The health reform law opened up several avenues to begin testing new payment and delivery reform models. To help guide physicians through the nuances of these models, the American Medical Association on June 10 announced a new white paper available to its members, "Pathways for Physician Success Under Healthcare Payment and Delivery Reforms."

In addition to establishing a CMS Center for Medicare & Medicaid Innovation, the new law calls for creation of accountable care organizations, a national payment bundling pilot program, team support for patient-centered medical homes and an extension of the Medicare gainsharing demonstration.

The AMA says these new programs must be patient-centered and physician-led if they are to become viable strategies. Although the current fee-for-service system poses significant challenges for physicians, at least doctors are used to dealing with them, states the white paper, which was written by Harold D. Miller, executive director of the Center for Healthcare Quality & Payment Reform.

"Any new payment system will reduce some or all of the opportunities and challenges in the current system and add new ones, but since it is new, it will also inherently create uncertainty for a physician about his or her ability to capitalize on the opportunities and overcome the challenges," Miller said.

Most discussions about alternative payment structures have focused on three basic models -- patient-centered medical homes, episode-of-care payments, and comprehensive care or "global" payments.

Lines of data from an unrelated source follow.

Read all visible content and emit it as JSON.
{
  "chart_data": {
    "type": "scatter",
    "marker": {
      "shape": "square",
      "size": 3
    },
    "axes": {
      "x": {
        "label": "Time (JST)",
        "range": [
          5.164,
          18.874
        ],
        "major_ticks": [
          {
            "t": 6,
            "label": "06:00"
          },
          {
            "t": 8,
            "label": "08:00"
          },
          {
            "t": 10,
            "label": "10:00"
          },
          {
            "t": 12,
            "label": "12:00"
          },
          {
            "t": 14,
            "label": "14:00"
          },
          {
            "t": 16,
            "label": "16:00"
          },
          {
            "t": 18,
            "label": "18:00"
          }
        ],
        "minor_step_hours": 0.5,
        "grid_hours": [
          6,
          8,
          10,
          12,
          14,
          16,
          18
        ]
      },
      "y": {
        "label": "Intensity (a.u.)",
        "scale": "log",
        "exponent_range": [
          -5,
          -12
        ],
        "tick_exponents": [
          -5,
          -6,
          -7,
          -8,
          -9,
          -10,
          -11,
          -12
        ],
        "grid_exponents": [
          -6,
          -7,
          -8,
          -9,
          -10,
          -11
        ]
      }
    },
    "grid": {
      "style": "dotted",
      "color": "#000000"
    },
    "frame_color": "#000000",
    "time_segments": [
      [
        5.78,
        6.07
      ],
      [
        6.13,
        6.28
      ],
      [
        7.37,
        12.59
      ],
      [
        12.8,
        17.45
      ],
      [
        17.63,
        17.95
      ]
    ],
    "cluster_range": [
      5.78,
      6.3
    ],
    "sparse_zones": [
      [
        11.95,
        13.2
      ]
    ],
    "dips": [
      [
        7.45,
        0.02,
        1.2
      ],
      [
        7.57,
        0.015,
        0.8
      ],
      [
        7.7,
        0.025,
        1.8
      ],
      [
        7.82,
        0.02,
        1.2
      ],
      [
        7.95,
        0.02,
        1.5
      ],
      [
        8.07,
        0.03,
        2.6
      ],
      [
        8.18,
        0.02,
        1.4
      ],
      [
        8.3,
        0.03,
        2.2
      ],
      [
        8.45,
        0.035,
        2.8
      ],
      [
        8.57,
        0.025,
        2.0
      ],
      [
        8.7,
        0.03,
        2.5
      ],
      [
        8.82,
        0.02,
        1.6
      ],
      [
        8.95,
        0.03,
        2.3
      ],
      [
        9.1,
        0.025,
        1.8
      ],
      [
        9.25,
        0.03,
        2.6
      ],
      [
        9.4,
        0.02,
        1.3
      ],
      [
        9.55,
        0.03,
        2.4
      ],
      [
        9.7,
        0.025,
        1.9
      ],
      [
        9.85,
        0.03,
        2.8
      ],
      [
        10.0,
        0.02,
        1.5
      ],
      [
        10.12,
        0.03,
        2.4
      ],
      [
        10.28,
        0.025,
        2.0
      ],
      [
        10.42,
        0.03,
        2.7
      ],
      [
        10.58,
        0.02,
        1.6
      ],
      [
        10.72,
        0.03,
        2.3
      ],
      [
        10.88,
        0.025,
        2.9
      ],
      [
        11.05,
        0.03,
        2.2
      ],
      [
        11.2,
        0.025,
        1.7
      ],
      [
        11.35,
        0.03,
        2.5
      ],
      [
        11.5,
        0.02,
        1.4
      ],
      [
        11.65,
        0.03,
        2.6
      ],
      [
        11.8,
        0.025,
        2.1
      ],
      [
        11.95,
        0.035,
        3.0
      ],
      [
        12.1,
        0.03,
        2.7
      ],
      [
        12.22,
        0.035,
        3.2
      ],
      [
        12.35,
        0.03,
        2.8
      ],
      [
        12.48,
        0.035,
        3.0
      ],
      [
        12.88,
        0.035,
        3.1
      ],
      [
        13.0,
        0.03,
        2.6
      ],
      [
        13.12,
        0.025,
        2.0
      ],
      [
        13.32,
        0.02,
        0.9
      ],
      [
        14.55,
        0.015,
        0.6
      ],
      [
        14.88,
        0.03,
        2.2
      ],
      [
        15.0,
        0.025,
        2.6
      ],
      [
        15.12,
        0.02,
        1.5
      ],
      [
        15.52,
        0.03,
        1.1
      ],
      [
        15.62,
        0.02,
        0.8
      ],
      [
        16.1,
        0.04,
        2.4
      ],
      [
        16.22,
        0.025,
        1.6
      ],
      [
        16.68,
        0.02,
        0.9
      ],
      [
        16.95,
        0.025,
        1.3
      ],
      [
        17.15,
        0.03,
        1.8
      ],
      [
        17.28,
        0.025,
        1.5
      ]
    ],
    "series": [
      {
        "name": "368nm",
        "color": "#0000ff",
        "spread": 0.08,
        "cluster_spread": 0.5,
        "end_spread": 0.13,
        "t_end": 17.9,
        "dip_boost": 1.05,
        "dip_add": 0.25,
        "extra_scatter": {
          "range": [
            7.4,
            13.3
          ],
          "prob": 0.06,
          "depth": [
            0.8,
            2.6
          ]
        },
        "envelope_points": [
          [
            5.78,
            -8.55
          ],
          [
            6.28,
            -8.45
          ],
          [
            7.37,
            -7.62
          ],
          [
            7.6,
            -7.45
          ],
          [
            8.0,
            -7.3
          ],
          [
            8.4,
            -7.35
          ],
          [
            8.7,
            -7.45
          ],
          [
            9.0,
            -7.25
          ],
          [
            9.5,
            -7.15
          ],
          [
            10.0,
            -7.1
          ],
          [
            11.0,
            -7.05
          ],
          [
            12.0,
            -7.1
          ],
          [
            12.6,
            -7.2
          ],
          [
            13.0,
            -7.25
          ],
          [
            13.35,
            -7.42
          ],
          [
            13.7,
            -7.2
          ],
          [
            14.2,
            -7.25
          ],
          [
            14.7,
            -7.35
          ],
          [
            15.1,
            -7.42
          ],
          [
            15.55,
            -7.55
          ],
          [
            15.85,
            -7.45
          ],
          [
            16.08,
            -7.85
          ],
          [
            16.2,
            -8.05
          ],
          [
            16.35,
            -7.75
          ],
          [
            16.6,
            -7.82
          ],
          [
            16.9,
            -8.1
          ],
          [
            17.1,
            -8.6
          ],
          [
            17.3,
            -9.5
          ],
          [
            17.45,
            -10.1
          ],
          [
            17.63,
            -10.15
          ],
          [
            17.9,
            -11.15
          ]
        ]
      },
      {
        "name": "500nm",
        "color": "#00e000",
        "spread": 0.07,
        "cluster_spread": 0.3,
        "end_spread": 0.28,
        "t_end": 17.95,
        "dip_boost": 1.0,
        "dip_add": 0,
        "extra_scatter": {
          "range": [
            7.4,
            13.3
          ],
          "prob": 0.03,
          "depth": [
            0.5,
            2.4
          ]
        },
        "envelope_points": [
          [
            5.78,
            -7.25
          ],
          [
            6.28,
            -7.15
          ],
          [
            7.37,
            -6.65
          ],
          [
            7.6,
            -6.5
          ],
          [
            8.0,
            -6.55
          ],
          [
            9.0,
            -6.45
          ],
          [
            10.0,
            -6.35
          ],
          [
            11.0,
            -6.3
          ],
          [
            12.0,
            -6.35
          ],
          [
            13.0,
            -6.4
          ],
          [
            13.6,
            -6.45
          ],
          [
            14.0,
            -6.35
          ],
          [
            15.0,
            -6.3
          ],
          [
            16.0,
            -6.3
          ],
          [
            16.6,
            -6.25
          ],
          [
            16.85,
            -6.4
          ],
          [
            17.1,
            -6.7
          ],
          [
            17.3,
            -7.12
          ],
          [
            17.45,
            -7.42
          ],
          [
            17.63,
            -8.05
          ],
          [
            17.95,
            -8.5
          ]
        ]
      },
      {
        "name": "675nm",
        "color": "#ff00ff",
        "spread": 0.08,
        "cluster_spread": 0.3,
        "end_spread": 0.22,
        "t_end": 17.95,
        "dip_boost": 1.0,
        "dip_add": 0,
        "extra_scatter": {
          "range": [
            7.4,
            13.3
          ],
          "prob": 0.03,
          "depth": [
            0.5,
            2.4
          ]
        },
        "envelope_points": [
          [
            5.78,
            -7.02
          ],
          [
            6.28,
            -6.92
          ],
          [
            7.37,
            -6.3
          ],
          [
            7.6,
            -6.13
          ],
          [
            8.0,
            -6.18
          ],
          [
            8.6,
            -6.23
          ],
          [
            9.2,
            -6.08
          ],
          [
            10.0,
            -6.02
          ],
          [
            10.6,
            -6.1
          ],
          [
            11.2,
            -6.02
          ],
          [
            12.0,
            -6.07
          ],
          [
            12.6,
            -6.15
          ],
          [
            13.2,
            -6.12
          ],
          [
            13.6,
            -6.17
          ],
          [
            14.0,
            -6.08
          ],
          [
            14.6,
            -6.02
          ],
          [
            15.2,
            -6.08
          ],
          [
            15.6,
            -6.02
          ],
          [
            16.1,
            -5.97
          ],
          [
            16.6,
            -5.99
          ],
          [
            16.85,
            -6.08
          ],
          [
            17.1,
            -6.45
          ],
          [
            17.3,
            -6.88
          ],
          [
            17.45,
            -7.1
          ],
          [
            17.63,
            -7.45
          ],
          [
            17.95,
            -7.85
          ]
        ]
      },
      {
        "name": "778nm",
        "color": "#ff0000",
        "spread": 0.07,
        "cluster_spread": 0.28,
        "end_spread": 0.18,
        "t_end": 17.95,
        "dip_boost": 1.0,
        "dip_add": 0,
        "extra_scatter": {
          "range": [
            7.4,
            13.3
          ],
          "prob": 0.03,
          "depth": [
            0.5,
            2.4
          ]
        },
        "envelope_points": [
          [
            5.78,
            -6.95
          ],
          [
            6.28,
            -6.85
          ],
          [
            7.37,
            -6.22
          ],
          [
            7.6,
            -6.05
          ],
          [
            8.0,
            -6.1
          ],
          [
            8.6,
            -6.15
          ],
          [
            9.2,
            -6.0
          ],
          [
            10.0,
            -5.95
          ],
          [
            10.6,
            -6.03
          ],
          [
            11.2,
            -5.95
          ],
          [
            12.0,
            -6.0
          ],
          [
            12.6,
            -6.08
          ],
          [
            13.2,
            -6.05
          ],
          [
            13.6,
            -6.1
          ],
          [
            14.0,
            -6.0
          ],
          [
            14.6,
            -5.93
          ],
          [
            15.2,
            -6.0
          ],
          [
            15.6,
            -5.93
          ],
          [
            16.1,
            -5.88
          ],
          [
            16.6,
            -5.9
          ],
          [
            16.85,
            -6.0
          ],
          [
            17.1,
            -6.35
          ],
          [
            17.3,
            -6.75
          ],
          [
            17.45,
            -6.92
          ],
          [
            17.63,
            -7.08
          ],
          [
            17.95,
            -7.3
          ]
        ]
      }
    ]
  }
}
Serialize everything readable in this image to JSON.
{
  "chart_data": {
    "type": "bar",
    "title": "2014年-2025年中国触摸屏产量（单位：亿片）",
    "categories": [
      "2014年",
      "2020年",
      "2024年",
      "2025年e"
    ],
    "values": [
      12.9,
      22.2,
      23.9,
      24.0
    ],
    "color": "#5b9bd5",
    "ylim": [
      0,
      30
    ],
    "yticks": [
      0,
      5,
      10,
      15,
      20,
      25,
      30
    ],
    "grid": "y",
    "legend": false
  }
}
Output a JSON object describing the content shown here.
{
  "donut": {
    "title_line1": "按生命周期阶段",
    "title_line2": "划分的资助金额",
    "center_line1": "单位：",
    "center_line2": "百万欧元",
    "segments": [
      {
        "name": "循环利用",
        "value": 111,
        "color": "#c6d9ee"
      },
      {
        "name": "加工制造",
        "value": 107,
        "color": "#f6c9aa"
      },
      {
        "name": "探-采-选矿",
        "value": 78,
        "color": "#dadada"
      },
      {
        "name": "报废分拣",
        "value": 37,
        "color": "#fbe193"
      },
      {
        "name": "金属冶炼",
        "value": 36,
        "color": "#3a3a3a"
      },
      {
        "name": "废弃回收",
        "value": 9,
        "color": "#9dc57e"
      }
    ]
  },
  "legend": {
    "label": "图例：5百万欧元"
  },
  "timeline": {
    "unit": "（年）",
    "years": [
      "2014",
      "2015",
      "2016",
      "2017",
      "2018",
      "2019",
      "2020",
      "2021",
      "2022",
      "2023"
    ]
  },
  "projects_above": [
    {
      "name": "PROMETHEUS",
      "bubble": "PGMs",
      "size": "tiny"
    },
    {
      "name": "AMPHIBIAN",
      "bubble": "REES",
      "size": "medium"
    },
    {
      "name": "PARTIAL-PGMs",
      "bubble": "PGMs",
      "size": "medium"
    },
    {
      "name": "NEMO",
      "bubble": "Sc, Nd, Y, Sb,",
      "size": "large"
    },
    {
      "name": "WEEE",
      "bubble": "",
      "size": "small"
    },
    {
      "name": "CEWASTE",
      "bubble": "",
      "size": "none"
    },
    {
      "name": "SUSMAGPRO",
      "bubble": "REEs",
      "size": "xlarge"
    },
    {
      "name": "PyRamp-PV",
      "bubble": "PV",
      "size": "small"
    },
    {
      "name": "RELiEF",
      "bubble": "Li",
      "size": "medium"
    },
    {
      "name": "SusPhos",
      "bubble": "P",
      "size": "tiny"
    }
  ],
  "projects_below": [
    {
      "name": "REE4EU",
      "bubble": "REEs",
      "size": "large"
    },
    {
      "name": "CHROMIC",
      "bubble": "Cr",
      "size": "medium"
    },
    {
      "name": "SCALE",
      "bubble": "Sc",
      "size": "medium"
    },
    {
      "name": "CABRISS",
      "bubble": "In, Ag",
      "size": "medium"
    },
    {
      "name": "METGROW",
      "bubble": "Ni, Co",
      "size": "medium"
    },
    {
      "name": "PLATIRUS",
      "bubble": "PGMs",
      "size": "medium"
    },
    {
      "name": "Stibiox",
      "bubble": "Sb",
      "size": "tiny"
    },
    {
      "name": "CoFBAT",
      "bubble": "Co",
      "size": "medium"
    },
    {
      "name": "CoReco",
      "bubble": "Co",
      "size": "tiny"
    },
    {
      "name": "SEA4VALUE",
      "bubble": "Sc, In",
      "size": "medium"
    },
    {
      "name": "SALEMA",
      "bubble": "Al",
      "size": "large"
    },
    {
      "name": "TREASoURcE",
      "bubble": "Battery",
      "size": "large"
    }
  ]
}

However, there is no one best approach to any of these models, Miller said. The building blocks of these programs can be modified to address specific problems and goals.

Miller said opportunities for physicians under these types of payment changes include: receiving more pay for services that are uncompensated today; receiving more pay for delivering high-quality care; having more flexibility to determine what combination of services is most appropriate for patients; receiving more predictable revenues; and receiving rewards for managing total health care costs and utilization.